I don’t know what it means to be “against immigration.” Again, since I actually did immigrate, I suppose I can’t be “against immigration,” can I? I do think that an immigration pause of the 1924-1965 type would be a really good idea for the U.S.A. about now, though.

Goodness only knows what “racist” means this week, so that’s a tough one to address. I must say, though, I can’t for the life of me see anything wrong, or even unpleasant, in wishing the country to have a certain ethnic mix, and not some other ethnic mix. Senator Edward Kennedy agrees with me, or at any rate he did at the time he was managing the 1965 Act through Congress, when he assured us that: “The ethnic mix of this country will not be upset.” Similarly, the framers of the 1924 Act said quite explicitly that one of the intentions of the act was to preserve the ethnic balance of the nation as recorded in the 1920 census. I wish someone could explain to me what is wrong with any of that.

No foreigner has any right to come and live in the U.S.A. I certainly never thought I did. The question of who should come in, and who should be permitted to settle, is a matter for the American people to decide, and to communicate to their elected representatives.
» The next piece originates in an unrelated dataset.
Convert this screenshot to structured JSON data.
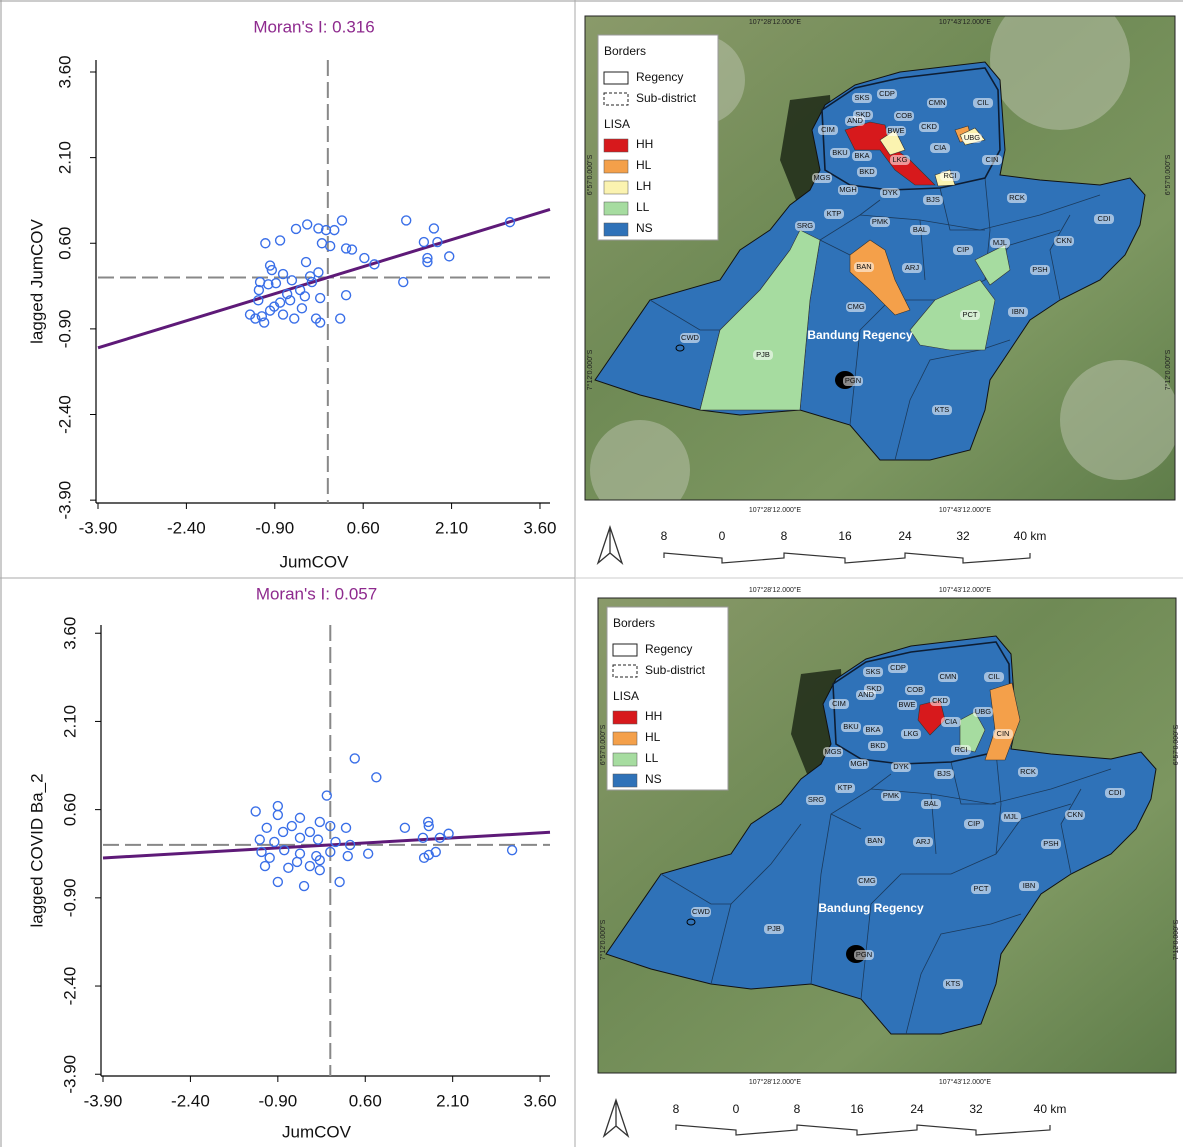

There seems to be a widespread feeling that there is some issue of morality to be addressed when debating the immigration issue. Maybe I’m missing something, but I don’t see any moral dimension here at all. There is nothing moral or immoral about letting foreigners in, or keeping them out. (No, not even for purposes of “family reunification.” There are, as Peter Brimelow likes to point out, two ways to unify a family one of whose members lives in the U.S.A….) It’s a matter of cold national self-interest — the interest of America’s citizenry, and really of no-one else at all. I wish we could debate it in that spirit. But apparently we can’t.

John Derbyshire — Mr. Derbyshire is a former contributing editor of National Review.